Words are Important: Straw man

May 10, 2010

in Words

Straw man

Words are Important

The business world seems to generate more jargon and buzzwords than goods and services these days. Words are being misused and abused. This is a disaster because words are important. When words can be made to mean anything, they mean nothing. Without precise meaning, we can’t form rational thought and the world is lost. So, in the interest of saving the world, I humbly present the first installment of this series on words:

Straw Man

What it means

A “straw man” is a kind of argument where you don’t attack your opponent’s position. Rather, you construct a flimsy, superficially-similar position to your opponent’s and then attack that. In other words, you don’t fight a real man, you fight a man made of straw. Obviously, this is not a valid kind of argument, and so is called a logical fallacy.

How it’s used

The phrase “straw man” is increasingly being used to mean something like “first draft that you intend to pick apart”. The only bit brought over from the real meaning of the phrase is “flimsiness.” Even more hideous, the phrase is sometimes used as a verb, meaning “to create a flimsy first draft” (e.g., “Let’s setup a meeting and straw man the new sales pitch”). Even writing that as an example of what not to do makes me want to throw up a little.

Why it’s important

First, we have a perfectly good English word that means “draft”. It’s the word “draft”. Second, by diluting the meaning of “straw man” we are less likely to recognize these bad arguments camouflaged in our public discourse. The reason why straw man arguments are so nasty is that they sort of seem to hold water.
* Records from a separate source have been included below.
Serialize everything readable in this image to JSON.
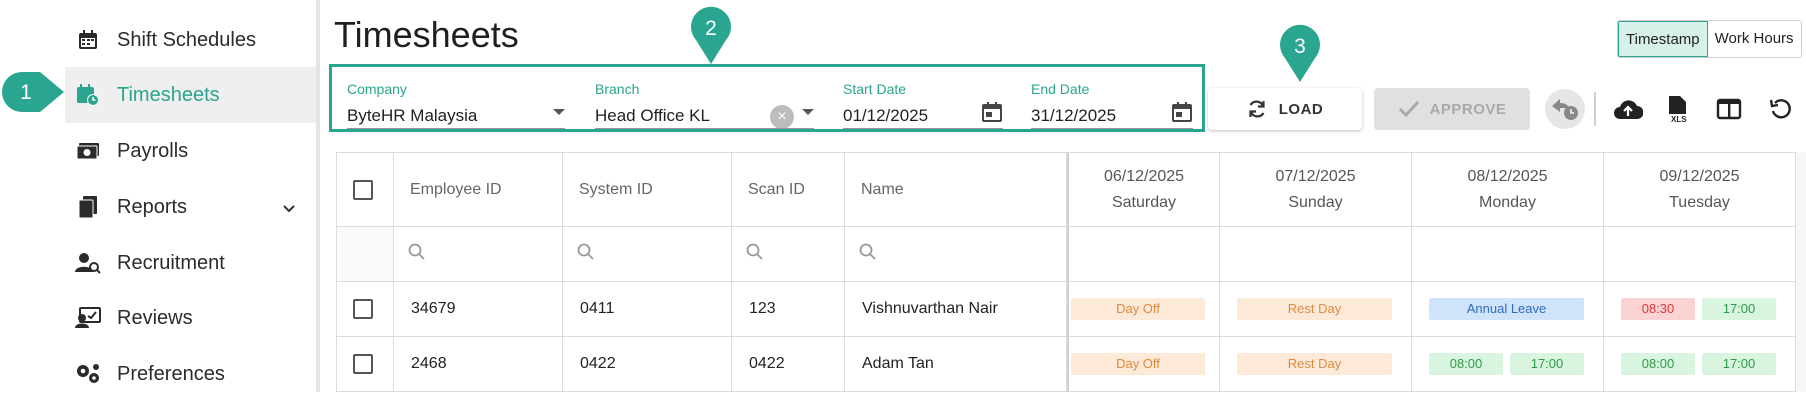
{
  "sidebar": {
    "items": [
      {
        "label": "Shift Schedules",
        "icon": "calendar-icon"
      },
      {
        "label": "Timesheets",
        "icon": "calendar-clock-icon",
        "active": true
      },
      {
        "label": "Payrolls",
        "icon": "money-icon"
      },
      {
        "label": "Reports",
        "icon": "documents-icon",
        "expandable": true
      },
      {
        "label": "Recruitment",
        "icon": "person-search-icon"
      },
      {
        "label": "Reviews",
        "icon": "review-icon"
      },
      {
        "label": "Preferences",
        "icon": "gears-icon"
      }
    ]
  },
  "callouts": [
    "1",
    "2",
    "3"
  ],
  "page": {
    "title": "Timesheets"
  },
  "filters": {
    "company": {
      "label": "Company",
      "value": "ByteHR Malaysia"
    },
    "branch": {
      "label": "Branch",
      "value": "Head Office KL"
    },
    "start_date": {
      "label": "Start Date",
      "value": "01/12/2025"
    },
    "end_date": {
      "label": "End Date",
      "value": "31/12/2025"
    }
  },
  "toolbar": {
    "load_label": "LOAD",
    "approve_label": "APPROVE"
  },
  "view_toggle": {
    "options": [
      "Timestamp",
      "Work Hours"
    ],
    "selected": "Timestamp"
  },
  "table": {
    "columns": [
      "Employee ID",
      "System ID",
      "Scan ID",
      "Name"
    ],
    "days": [
      {
        "date": "06/12/2025",
        "weekday": "Saturday"
      },
      {
        "date": "07/12/2025",
        "weekday": "Sunday"
      },
      {
        "date": "08/12/2025",
        "weekday": "Monday"
      },
      {
        "date": "09/12/2025",
        "weekday": "Tuesday"
      }
    ],
    "rows": [
      {
        "employee_id": "34679",
        "system_id": "0411",
        "scan_id": "123",
        "name": "Vishnuvarthan Nair",
        "d1": "Day Off",
        "d2": "Rest Day",
        "d3": "Annual Leave",
        "d4_in": "08:30",
        "d4_out": "17:00"
      },
      {
        "employee_id": "2468",
        "system_id": "0422",
        "scan_id": "0422",
        "name": "Adam Tan",
        "d1": "Day Off",
        "d2": "Rest Day",
        "d3_in": "08:00",
        "d3_out": "17:00",
        "d4_in": "08:00",
        "d4_out": "17:00"
      }
    ]
  },
  "colors": {
    "accent": "#2aa58f",
    "day_off": "#fde9d7",
    "leave": "#cfe3fb",
    "late": "#fbd3d3",
    "on_time": "#d9f5df"
  }
}
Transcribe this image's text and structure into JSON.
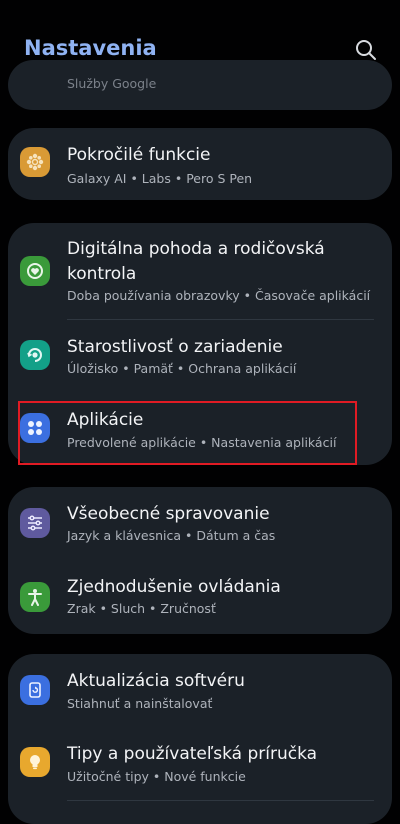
{
  "header": {
    "title": "Nastavenia"
  },
  "top_partial": {
    "subtitle": "Služby Google"
  },
  "cards": [
    {
      "rows": [
        {
          "title": "Pokročilé funkcie",
          "subtitle": "Galaxy AI  •  Labs  •  Pero S Pen",
          "icon": "advanced-features-icon",
          "color": "#d99a35"
        }
      ]
    },
    {
      "rows": [
        {
          "title": "Digitálna pohoda a rodičovská kontrola",
          "subtitle": "Doba používania obrazovky  •  Časovače aplikácií",
          "icon": "digital-wellbeing-icon",
          "color": "#3a9a3a"
        },
        {
          "title": "Starostlivosť o zariadenie",
          "subtitle": "Úložisko  •  Pamäť  •  Ochrana aplikácií",
          "icon": "device-care-icon",
          "color": "#13a088"
        },
        {
          "title": "Aplikácie",
          "subtitle": "Predvolené aplikácie  •  Nastavenia aplikácií",
          "icon": "apps-icon",
          "color": "#3b6fe0"
        }
      ]
    },
    {
      "rows": [
        {
          "title": "Všeobecné spravovanie",
          "subtitle": "Jazyk a klávesnica  •  Dátum a čas",
          "icon": "general-management-icon",
          "color": "#5f5a9e"
        },
        {
          "title": "Zjednodušenie ovládania",
          "subtitle": "Zrak  •  Sluch  •  Zručnosť",
          "icon": "accessibility-icon",
          "color": "#3a9a3a"
        }
      ]
    },
    {
      "rows": [
        {
          "title": "Aktualizácia softvéru",
          "subtitle": "Stiahnuť a nainštalovať",
          "icon": "software-update-icon",
          "color": "#3b6fe0"
        },
        {
          "title": "Tipy a používateľská príručka",
          "subtitle": "Užitočné tipy  •  Nové funkcie",
          "icon": "tips-icon",
          "color": "#e8a82e"
        }
      ]
    }
  ],
  "colors": {
    "accent": "#8fb2f2",
    "highlight_border": "#e01b24",
    "card_bg": "#1b2128"
  }
}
For example, during the public debate over the recent health care reform legislation, Sarah Palin famously posted on Facebook that the law would institute “death panels” that would sit in judgement of a patient’s worthiness to society, and force Medicare to euthanize those the panel saw to be unfit. Surely, nobody wants death panels, or wants to encourage suicide as a cost-saving measure. The only problem is that the law in question didn’t include any provision like this whatsoever. What the law actually said was that if a terminally-ill patient wants end-of-life counseling services, then Medicare has to pay for it. Patients aren’t mandated to get the counseling and doctors are not obligated to offer it.

So, Palin deliberately misrepresented the content of the health care bill to build opposition to it. This was not just a lie. It was a special kind of lie – a straw man argument.